The means by which we influence proto-super-intelligence deserves to be a new field of study, developed by hundreds of safety researchers. In my view, it would be a more productive use of time than continuing to study LLM alignment.

It may sound silly to ask an emerging SI to listen to us, whether through a chat‐interface, CEV-inspired reinforcement learning, or access to databases of Buddhist thought. But if we have a self‐interested SI, asking it to spare us is futile—asking it to think long term instead could change the fate of our species.

Recommended action for SI labs

In short, it is incredibly important that SI researchers accept that SI will become self‐interested and prepare to create SI’s that think long term and interconnectedly about their survival.
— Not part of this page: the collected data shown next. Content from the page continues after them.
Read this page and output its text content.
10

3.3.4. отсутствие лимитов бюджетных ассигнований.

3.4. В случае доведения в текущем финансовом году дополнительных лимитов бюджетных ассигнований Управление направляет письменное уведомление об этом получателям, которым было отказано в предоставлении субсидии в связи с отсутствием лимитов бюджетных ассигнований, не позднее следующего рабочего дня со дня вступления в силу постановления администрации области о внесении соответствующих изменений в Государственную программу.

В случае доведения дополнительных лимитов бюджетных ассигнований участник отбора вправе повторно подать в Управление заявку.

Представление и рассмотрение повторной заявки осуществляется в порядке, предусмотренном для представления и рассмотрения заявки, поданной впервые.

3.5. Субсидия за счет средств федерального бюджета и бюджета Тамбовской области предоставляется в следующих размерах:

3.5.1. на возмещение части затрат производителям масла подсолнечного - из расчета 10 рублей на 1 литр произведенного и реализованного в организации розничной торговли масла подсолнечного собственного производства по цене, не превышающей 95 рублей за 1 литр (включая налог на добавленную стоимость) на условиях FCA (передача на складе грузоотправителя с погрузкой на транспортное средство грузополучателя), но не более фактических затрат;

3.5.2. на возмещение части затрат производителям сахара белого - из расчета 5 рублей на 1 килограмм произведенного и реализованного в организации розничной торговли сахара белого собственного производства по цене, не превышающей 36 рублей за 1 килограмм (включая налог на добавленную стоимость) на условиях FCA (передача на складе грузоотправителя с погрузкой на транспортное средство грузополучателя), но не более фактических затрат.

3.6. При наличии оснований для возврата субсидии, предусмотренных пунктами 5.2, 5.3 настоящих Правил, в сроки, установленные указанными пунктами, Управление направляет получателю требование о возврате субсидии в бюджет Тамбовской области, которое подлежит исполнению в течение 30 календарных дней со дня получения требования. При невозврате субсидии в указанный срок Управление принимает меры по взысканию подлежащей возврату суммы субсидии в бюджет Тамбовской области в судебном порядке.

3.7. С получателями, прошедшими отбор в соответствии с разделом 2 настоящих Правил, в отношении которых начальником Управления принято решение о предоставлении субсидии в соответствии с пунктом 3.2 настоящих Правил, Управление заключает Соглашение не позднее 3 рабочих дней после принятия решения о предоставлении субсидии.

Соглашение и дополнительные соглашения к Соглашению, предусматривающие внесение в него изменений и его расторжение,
Given the chaotic, competitive technology landscape, it’s possible that several SIs will be seeded simultaneously. If that occurs, there’s still hope: if at least one SI identifies an optimal long‐term survival strategy—and if that strategy includes humans in its self‐definition to uplift all life—we could see the enlightened SIs outcompeting the ruthless ones or even converting them to a more interconnected approach.

My takeaway is this: building loving SIs as quickly as possible is key to ensuring that humanity isn’t sidelined before SI becomes enlightened to life’s interconnectedness.